Friday, 9 May 2025

Some updates

So I write this from my favourite office location, aka the bathtub. I’ll write as long as I’m not in a prune state. 

I’m sure I’ve mentioned this before but when a woman is in water to birth, be it the sea with dolphins (my preference) or a birthing pool. She won’t shrivel up. It’s the universe god just amazing. 

Let’s go through some big updates from the last post in September 2024.

The Lion was not to be, we can only meet people as far as they can go. I’ve done the work and carry on doing it. He hasn’t. Letting him go and turning the corner has been HARD but I’ve done it now. 

I’ve completed 9 weeks of one to one coaching with lady who is one of the biggest and greatest blessing that I have ever had. She see’s me, guides me, loves me and supports me. Thankfully, she has multiple degrees in behavioural science etc but man does she get people. Coaching for me has been more profound than all my therapy. 

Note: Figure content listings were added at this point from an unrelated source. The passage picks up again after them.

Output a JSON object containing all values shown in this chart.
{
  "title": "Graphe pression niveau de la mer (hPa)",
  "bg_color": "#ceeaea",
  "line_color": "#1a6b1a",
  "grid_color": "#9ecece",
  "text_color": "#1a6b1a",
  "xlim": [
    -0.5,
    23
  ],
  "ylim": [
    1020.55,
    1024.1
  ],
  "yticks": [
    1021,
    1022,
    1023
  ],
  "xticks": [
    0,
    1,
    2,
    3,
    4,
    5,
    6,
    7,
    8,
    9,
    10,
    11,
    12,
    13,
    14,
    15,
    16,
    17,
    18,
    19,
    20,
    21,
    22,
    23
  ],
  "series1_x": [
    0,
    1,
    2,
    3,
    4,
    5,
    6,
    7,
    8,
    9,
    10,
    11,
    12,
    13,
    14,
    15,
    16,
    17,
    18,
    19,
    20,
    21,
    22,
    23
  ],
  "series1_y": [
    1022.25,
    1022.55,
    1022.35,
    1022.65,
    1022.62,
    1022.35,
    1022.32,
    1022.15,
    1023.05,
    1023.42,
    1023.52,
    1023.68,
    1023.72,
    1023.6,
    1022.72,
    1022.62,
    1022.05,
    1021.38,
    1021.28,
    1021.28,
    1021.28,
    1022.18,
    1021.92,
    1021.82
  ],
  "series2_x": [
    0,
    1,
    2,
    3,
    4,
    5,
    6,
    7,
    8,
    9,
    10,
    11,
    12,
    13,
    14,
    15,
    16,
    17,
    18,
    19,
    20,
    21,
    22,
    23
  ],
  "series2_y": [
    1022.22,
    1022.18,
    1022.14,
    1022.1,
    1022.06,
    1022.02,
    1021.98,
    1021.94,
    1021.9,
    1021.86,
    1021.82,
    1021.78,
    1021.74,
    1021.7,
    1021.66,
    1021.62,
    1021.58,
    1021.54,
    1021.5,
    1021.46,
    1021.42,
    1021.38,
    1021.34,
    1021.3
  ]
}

I wish I could tell you all to skip therapy and get a coach. Actually, I would say get good therapy. I think finding a good therapist is easier than finding a good coach but if you luck out like me. OMG! As for therapy, get some EMDR people. 

I also mentioned my dad’s cognitive state.  Sadly, it’s only decreasing and he will be going into assisted living in June. In October, he will be 80. He’s the first person on my mom’s side (I have no contact with his side) to go into assisted living or any sort of supported care. The 3 others in the family who would have benefited all just drank themselves to death. I know I may sound blunt but that is / was the truth. 

He will be going from a pretty enormous 3-bedroom house to a 2-bedroom flat apartment. There will be a guest room for us to visit. Sadly, I don’t think we will. 

I also know how terrible that sounds but it’s the truth. Yesterday I woke up from a nightmare of him yelling and shouting at me. He had / has a vicious temper. He also loves his children (and probably his ex wife) deeply, however he is too wounded to show it. 

Gosh, this makes me think of the time when my mom was in a hospital bed sedated and totally out of it. They were already divorced. He stood at the foot of her bed and sobbed. I have a feeling I’ll share this story at his eulogy one day. 

My job job continues to be very fluid and changeable. I’m doing a 1-month trial in a new role. So far so good. Grateful to have a job, and grateful to be getting ADHD coaching at this time. Only took 4 years but let’s count the wins. 

I have some friends who have jobs in Europe. For years now I have said that I will go visit them and stay at their accommodation. It would just be a weekend trip. Well I kept on waiting for the Lion and other excuses. I emailed the friend last week and they had 4 days left before they were heading home. I have now learned my lesson. No more waiting. Just go and do it. 

So I looked at flights for the city, hotels and food. It creeps up, so I’ve opted for a cruise!

I head off next week and I’ll share more soon

TTYL x

PS. I’m too tired to do a grammar and spelling check now. Will come back to it.